Western blot analysis and ELISA analysis
(a) Determination of caspase‐3 and Bax levels treated with aspirin, 5‐FCN, 5‐FACN and the combination of 5‐FCN and free aspirin. The results are expressed as the mean ± standard deviation (n = 3), # P < 0.05. The determination of NF‐κB p65 levels, (b) COX‐2 levels, (c) PEG2 levels, (d) Treated with 5‐FCN, 5‐FACN and the combination of 5‐FCN and free aspirin. The results are expressed as the mean ± standard deviation (n = 3), # P < 0.05
4 Discussion
Various studies have shown that as patients diagnosed with cancer took regular aspirin, tumour‐related mortality and overall mortality were significantly reduced, especially among patients bearing tumours with high COX‐2 expression; these individuals benefited most from the daily administration of aspirin [33, 34, 35]. A large number of studies confirmed that aspirin has a potential anti‐tumour effect; however, the application mechanisms underlying the application of aspirin combined with nano‐agents containing anti‐tumour drugs is not yet clear. Compared with the closest work related with aspirin in anti‐cancer treatment [36, 37], we used a novel nano‐drug delivery system to encapsulate both drugs and enhanced the cellular internalisation of drugs, thus showing higher uptake and increasing the therapeutic efficacy. In addition, we selected a non‐cytotoxic concentrations of aspirin (0.1 and 0.5 mM) to combine with 5‐Fu to evaluate its synergistic antitumour activity. In this experiment, we observed that 5‐Fu and aspirin‐loaded CNs were used in the treatment of liver cancer. This study first investigated the cytotoxic effects of aspirin on hepatoma cells, SMMC‐7721 and HepG2. It was found that free aspirin showed a certain level of cytotoxicity at concentration greater than 2 mM, which was also harmful to normal cells and even led to severe side effects. Therefore, we chose non‐cytotoxic concentration of aspirin at 0.1 and 0.5 mM to evaluate its synergistic antitumour activity. We also found that blank CNs had no effect on the growth of cells within 48 h, indicating that there was no obvious cytotoxic side effect, and that the prepared NPs were safe and non‐toxic in the dose range. The effects of 5‐Fu, 5‐FCN, 5‐FACN and the combination of 5‐FCN and free aspirin on the proliferation of hepatocarcinoma SMMC‐7721 and HepG2 cells were investigated by MTT and cell‐cycle experiments.
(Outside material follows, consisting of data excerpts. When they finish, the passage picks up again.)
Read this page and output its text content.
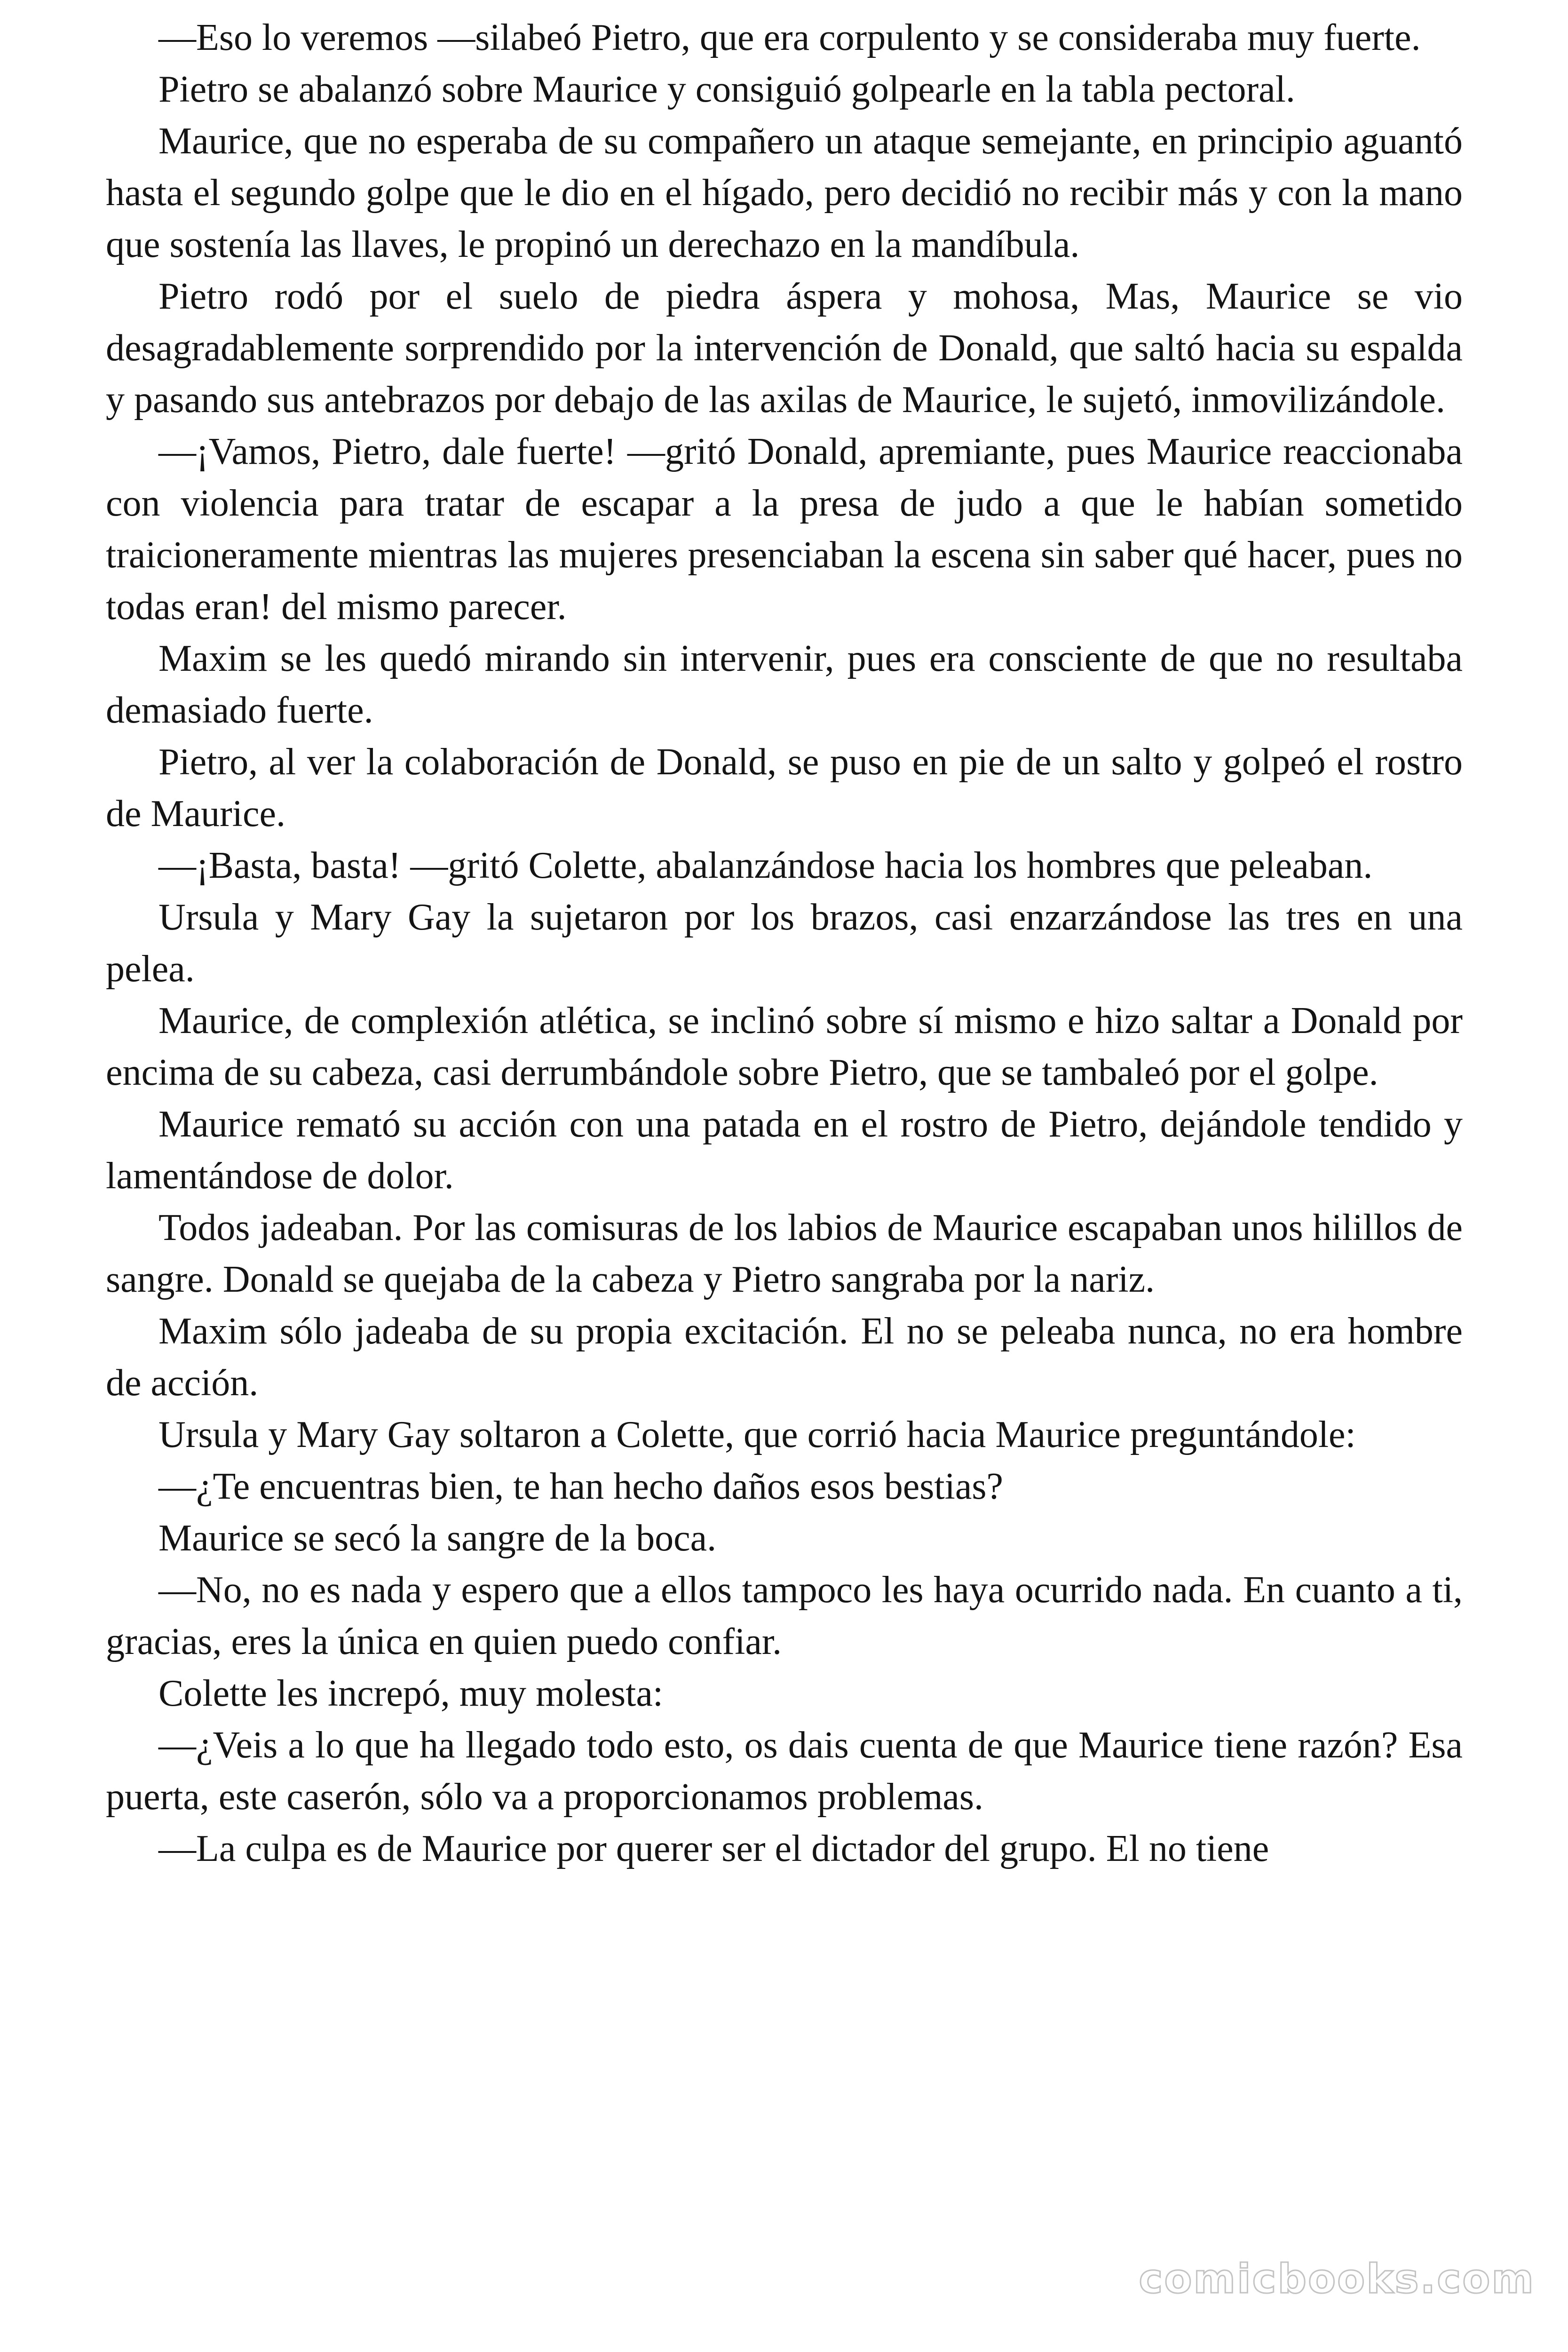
—Eso lo veremos —silabeó Pietro, que era corpulento y se consideraba muy fuerte.

Pietro se abalanzó sobre Maurice y consiguió golpearle en la tabla pectoral.

Maurice, que no esperaba de su compañero un ataque semejante, en principio aguantó hasta el segundo golpe que le dio en el hígado, pero decidió no recibir más y con la mano que sostenía las llaves, le propinó un derechazo en la mandíbula.

Pietro rodó por el suelo de piedra áspera y mohosa, Mas, Maurice se vio desagradablemente sorprendido por la intervención de Donald, que saltó hacia su espalda y pasando sus antebrazos por debajo de las axilas de Maurice, le sujetó, inmovilizándole.

—¡Vamos, Pietro, dale fuerte! —gritó Donald, apremiante, pues Maurice reaccionaba con violencia para tratar de escapar a la presa de judo a que le habían sometido traicioneramente mientras las mujeres presenciaban la escena sin saber qué hacer, pues no todas eran! del mismo parecer.

Maxim se les quedó mirando sin intervenir, pues era consciente de que no resultaba demasiado fuerte.

Pietro, al ver la colaboración de Donald, se puso en pie de un salto y golpeó el rostro de Maurice.

—¡Basta, basta! —gritó Colette, abalanzándose hacia los hombres que peleaban.

Ursula y Mary Gay la sujetaron por los brazos, casi enzarzándose las tres en una pelea.

Maurice, de complexión atlética, se inclinó sobre sí mismo e hizo saltar a Donald por encima de su cabeza, casi derrumbándole sobre Pietro, que se tambaleó por el golpe.

Maurice remató su acción con una patada en el rostro de Pietro, dejándole tendido y lamentándose de dolor.

Todos jadeaban. Por las comisuras de los labios de Maurice escapaban unos hilillos de sangre. Donald se quejaba de la cabeza y Pietro sangraba por la nariz.

Maxim sólo jadeaba de su propia excitación. El no se peleaba nunca, no era hombre de acción.

Ursula y Mary Gay soltaron a Colette, que corrió hacia Maurice preguntándole:

—¿Te encuentras bien, te han hecho daños esos bestias?

Maurice se secó la sangre de la boca.

—No, no es nada y espero que a ellos tampoco les haya ocurrido nada. En cuanto a ti, gracias, eres la única en quien puedo confiar.

Colette les increpó, muy molesta:

—¿Veis a lo que ha llegado todo esto, os dais cuenta de que Maurice tiene razón? Esa puerta, este caserón, sólo va a proporcionamos problemas.

—La culpa es de Maurice por querer ser el dictador del grupo. El no tiene

comicbooks.com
The results showed that when compared with free 5‐Fu and 5‐FCN, 5‐FACN and the combination of 5‐FCN and free aspirin caused an obvious decrease in cell viability, indicating that aspirin synergistically enhanced the anti‐tumour effect of 5‐Fu. Furthermore, 5‐FACN induced the highest cell apoptosis and strengthened 5‐Fu‐mediated G1‐phase accumulation. We also confirmed that aspirin inhibited NF‐κB activation and further reduced NF‐κB‐regulated COX‐2 and PGE2 expression, thus promoting 5‐Fu mediated apoptosis.
5 Conclusion
Overall, we had demonstrated that aspirin was capable of regulating the NF‐κB/COX‐2 signalling pathway in HCC cells, raising the possibility of using selected NSAIDs as therapeutic agents to enhance the anti‐tumour effects of anti‐cancer drugs. Aspirin and the anticancer drug 5‐Fu were well encapsulated in CNs to obtain 5‐Fu/aspirin‐loaded CN (5‐FACN). The results showed that 5‐FACN produced a strong synergistic effect on the growth inhibition of HCC cells through the aspirin‐induced suppression of NF‐κB and inhibition of COX‐2.
6 Acknowledgment
P. Wang and Y. Shen contributed equally to this work. This work was supported by Natural Science Foundation of Liaoning Province (no. 201602337). The authors thank the above funding. The data used to support the findings of this study are available from the corresponding author upon request.